I am feeling a bit guilty for leaving the dogs for such a long time, so I am easing that by letting them both sleep on the bed tonight. Hobee is already running in his REM sleep. Oh and Hobee loved Stephanie, so I am feeling a lot better about the dog sitting situation. They will both be just fine :)



Quite a few of you have asked me Why Rwanda...I still haven't been able to organize my reasons enough to be able to blog about them. I have sat down quite a few times to try to express my feelings but I am not sure if I have writers block or if I just am not ready to put it all out there. This trip is so emotionally and spiritually important to me that maybe it is still too personal for me to share that part of it... I am looking forward to that point in the trip or maybe after the trip when I am able to grasp it and express myself.

What I can say is this is my biggest dream come true. I am feeling blessed and lucky to be able to be going to Rwanda at this stage of my life instead of having to wait until I retire. Everything in my life has led up to this...I am a firm believer that everything happens for a reason. And one thing that resonates in my mind so often is something my friend, Mike Jennings, once said to me...We were having a conversation about why I didn't have a child or children of my own. He explained to me that my need to volunteer and help and learn about kids in less fortunate situations has enabled me to have so many children in my life...true they aren't "my own" but had I had my own I may not have been able to have the time to be a Big Sister with BBBS or to volunteer with Read To Me or to go on this trip and take what I have learned and hopefully help kids in a truly deserving country. Instead because of what I have been unable to do has enabled me to have more children in my life than I could have ever dreamed of.

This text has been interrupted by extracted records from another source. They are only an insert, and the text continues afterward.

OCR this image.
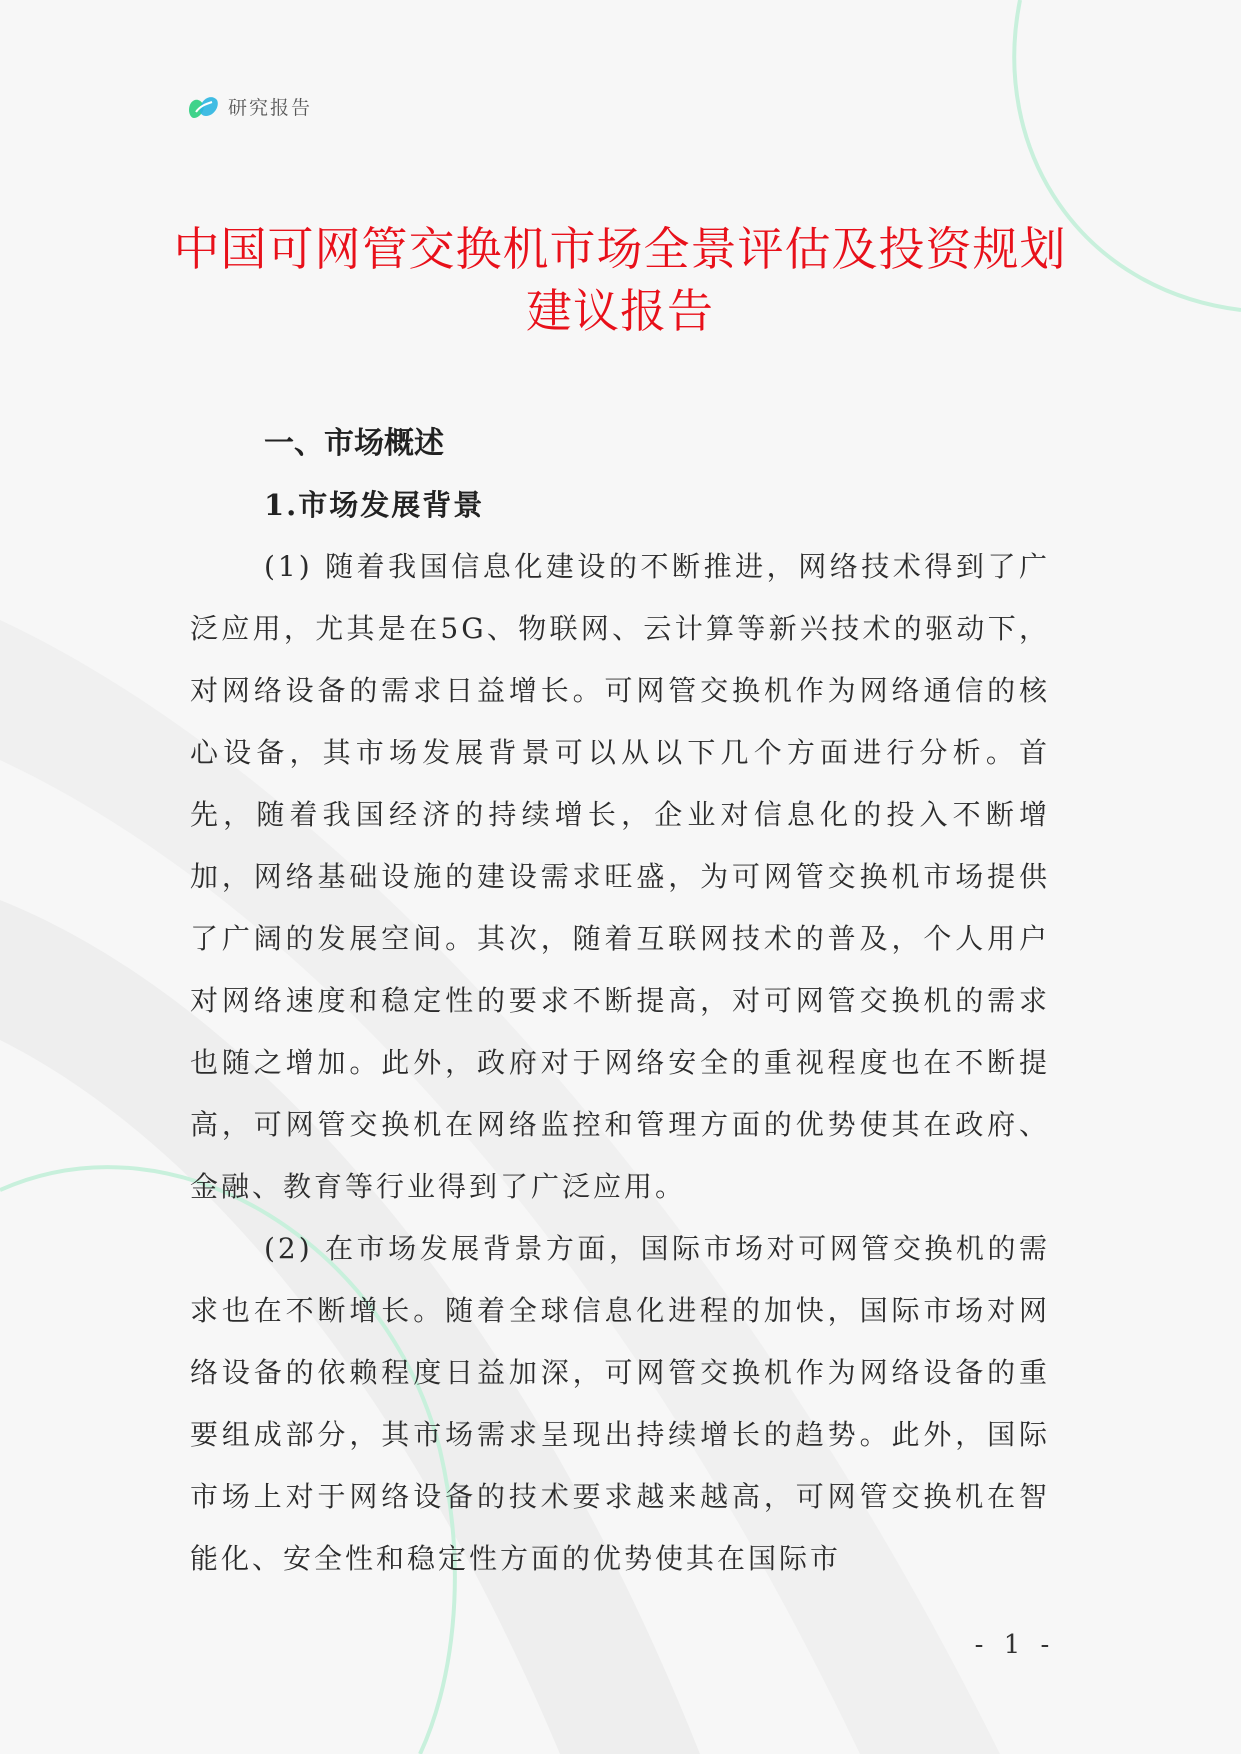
研究报告
中国可网管交换机市场全景评估及投资规划建议报告
一、市场概述
1.市场发展背景

(1) 随着我国信息化建设的不断推进，网络技术得到了广泛应用，尤其是在5G、物联网、云计算等新兴技术的驱动下，对网络设备的需求日益增长。可网管交换机作为网络通信的核心设备，其市场发展背景可以从以下几个方面进行分析。首先，随着我国经济的持续增长，企业对信息化的投入不断增加，网络基础设施的建设需求旺盛，为可网管交换机市场提供了广阔的发展空间。其次，随着互联网技术的普及，个人用户对网络速度和稳定性的要求不断提高，对可网管交换机的需求也随之增加。此外，政府对于网络安全的重视程度也在不断提高，可网管交换机在网络监控和管理方面的优势使其在政府、金融、教育等行业得到了广泛应用。

(2) 在市场发展背景方面，国际市场对可网管交换机的需求也在不断增长。随着全球信息化进程的加快，国际市场对网络设备的依赖程度日益加深，可网管交换机作为网络设备的重要组成部分，其市场需求呈现出持续增长的趋势。此外，国际市场上对于网络设备的技术要求越来越高，可网管交换机在智能化、安全性和稳定性方面的优势使其在国际市

- 1 -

I can only hope and pray and dream that I make a difference in their lives as they have in mine.

The kids aren't the only reason for this journey...but they are all an important part of what has led me to today.

Mike and I had this conversation the day I told him about my decision to go to Rwanda. And his response was so meaningful to me that I think about it a lot and it makes it all the more real that I have made the right decisions and have no regrets.

I will only be gone a few short weeks but I have no doubt these short few weeks will change my life, my way of thinking, so many different things about life. I realize not everyone gets why I want and need to do this. I know not everyone agrees with my decision to go or for a lot of my life decisions for that matter...but for me nothing could be so right. I wish I was going longer, but I also know and seem to believe I will go back. This is sort of just a test trip for me :)

I hope each of you get something out of this blog. I hope each of you keep in touch.

1 comment:

  1. Heather, im sorry i couldnt see you before you left :( but i just want to tell you how proud i am of you and that youve made such an amazing influence in my life and im sure your going to do the same for every little kid in Rwanda you smile at. I think everyone thinks that they wanna make a difference in the world sometime in their life but a lot of them never get around to it because they make compromises with themselves but it just gives me an unexplainable feeling of joy knowing that you ae acctually going to fulfil your dream of making a difference. and it knowing that SOMEONE is helping gives me more positive outlook on life. you've really inpired me with your courage and ambition, in fact youve made me consider doing the same thing one day when im older :) good luck, keep in touch, and have a great day!